My sister Peg says to handle the dough gingerly, and as little as possible. When combining the scraps, push them together rather than kneading them to recombine. Serve the scones slightly warm or at room temperature with soft butter, whipped cream, and more raspberry jam. This recipe is adapted from Bon Appetit.
Preheat oven to 400°F. Line a baking sheet with parchment paper.
In a large bowl, whisk the flour, sugar, baking powder, and salt.
Add the butter; rub in with your fingertips until the mixture resembles fine meal. Gradually add the cream, mixing just until dough comes together.
Turn the dough out onto a lightly floured work surface. Pat it to 1/2-inch thickness. Using 3-inch heart-shaped or round cookie cutter, cut out 4 scones. Gather the scraps and gently recombine them without kneading them. Pat the dough again to 1/2-inch thickness and cut out 2 more scones.

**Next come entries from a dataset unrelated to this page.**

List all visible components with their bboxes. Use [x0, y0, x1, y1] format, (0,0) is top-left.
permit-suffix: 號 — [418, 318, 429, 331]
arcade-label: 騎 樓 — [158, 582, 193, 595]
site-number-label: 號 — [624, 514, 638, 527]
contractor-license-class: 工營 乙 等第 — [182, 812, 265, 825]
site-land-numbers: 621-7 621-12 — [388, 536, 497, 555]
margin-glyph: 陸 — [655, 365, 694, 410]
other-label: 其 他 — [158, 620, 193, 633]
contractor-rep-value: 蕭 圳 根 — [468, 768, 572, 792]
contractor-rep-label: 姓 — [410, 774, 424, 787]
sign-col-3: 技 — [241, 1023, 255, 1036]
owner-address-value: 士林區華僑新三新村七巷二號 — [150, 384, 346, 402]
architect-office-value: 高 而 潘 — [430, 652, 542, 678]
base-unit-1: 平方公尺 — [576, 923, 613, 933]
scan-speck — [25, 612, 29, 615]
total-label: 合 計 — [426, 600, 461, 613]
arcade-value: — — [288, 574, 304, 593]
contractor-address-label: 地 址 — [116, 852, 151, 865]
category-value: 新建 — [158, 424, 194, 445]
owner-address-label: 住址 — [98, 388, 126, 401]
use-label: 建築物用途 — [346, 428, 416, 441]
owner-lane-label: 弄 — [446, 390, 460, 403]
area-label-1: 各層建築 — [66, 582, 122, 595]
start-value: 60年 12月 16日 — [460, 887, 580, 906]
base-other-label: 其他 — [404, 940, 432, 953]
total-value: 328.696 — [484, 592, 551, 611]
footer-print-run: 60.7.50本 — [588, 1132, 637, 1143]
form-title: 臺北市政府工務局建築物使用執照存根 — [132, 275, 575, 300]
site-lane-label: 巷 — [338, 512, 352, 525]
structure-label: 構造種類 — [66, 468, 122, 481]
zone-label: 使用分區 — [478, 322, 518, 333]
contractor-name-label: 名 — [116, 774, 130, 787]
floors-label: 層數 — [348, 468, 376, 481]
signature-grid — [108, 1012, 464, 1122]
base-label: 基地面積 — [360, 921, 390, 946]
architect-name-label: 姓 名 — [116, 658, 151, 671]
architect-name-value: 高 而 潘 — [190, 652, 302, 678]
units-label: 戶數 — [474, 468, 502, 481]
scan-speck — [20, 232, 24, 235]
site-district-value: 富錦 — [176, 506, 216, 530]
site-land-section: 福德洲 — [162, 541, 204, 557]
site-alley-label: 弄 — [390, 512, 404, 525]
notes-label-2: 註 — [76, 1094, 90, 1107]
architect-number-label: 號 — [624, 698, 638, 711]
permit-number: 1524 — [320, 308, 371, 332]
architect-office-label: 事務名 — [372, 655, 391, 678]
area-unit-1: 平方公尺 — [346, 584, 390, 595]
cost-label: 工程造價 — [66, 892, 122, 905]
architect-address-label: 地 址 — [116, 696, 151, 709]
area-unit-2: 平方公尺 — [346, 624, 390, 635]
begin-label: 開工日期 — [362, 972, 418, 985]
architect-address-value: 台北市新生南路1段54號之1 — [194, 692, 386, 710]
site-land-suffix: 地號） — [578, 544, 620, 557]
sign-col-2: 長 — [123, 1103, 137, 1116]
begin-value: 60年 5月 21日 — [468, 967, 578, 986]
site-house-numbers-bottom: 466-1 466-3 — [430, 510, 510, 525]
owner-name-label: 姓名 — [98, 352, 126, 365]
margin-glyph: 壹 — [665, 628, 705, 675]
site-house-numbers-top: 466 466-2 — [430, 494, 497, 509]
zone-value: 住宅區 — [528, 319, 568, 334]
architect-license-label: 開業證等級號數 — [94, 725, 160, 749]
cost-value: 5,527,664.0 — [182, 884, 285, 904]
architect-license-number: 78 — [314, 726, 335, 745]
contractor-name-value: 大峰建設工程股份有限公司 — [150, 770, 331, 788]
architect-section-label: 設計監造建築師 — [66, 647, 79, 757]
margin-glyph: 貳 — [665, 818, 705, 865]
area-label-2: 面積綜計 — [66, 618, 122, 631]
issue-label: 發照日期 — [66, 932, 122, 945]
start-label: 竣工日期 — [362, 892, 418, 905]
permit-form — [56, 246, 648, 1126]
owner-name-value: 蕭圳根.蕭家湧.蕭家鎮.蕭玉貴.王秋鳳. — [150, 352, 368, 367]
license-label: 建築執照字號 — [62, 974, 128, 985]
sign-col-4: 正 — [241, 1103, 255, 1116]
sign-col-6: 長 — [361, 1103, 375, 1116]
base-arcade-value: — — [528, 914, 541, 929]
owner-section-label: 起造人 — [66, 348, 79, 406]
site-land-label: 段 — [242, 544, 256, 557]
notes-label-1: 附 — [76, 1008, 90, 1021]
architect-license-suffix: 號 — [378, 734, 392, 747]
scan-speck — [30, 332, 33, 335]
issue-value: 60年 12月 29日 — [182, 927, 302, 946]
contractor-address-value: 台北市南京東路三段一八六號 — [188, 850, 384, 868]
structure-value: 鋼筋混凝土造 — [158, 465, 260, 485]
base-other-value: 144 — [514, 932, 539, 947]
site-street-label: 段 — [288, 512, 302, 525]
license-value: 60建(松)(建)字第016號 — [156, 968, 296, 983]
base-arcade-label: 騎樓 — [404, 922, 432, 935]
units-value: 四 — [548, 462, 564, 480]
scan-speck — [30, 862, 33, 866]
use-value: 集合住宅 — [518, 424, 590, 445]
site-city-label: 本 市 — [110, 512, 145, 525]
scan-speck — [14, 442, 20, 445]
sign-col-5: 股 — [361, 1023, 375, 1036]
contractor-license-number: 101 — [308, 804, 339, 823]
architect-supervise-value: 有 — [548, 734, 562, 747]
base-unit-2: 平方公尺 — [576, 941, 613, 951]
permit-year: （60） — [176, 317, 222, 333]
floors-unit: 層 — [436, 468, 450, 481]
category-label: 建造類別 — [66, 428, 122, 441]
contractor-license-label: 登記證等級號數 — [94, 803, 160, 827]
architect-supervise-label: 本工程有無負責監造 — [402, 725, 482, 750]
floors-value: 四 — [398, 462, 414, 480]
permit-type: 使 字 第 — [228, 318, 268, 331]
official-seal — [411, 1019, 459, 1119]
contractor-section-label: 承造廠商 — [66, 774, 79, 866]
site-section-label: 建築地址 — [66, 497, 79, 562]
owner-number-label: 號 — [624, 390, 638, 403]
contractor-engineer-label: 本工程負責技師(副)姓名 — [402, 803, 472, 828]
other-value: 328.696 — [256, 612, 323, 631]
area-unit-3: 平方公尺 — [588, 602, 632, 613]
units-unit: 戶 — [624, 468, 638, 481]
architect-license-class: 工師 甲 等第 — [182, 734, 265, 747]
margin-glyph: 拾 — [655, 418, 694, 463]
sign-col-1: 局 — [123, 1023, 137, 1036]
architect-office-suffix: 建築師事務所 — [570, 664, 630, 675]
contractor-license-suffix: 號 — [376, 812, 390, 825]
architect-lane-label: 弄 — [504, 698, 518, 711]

In a small bowl, stir the raspberry jam and rose water.
Use a floured, sharp knife to cut the unbaked scones horizontally. Start at the point of each heart and cut horizontally halfway through. Fill the cut scones with a generous teaspoon of jam (jam will show slightly at the edges, which is a good thing!).
Transfer the scones to the prepared baking sheet. Bake until golden, about 18 minutes. Transfer to a wire rack and cool until slightly warm.
For the glaze:
In a small bowl mix the powdered sugar with two tablespoons of the milk and rose water in bowl. Add more liquid until the glaze is thick but spreadable. Spread glaze over scones in the shape of a heart with a spoon.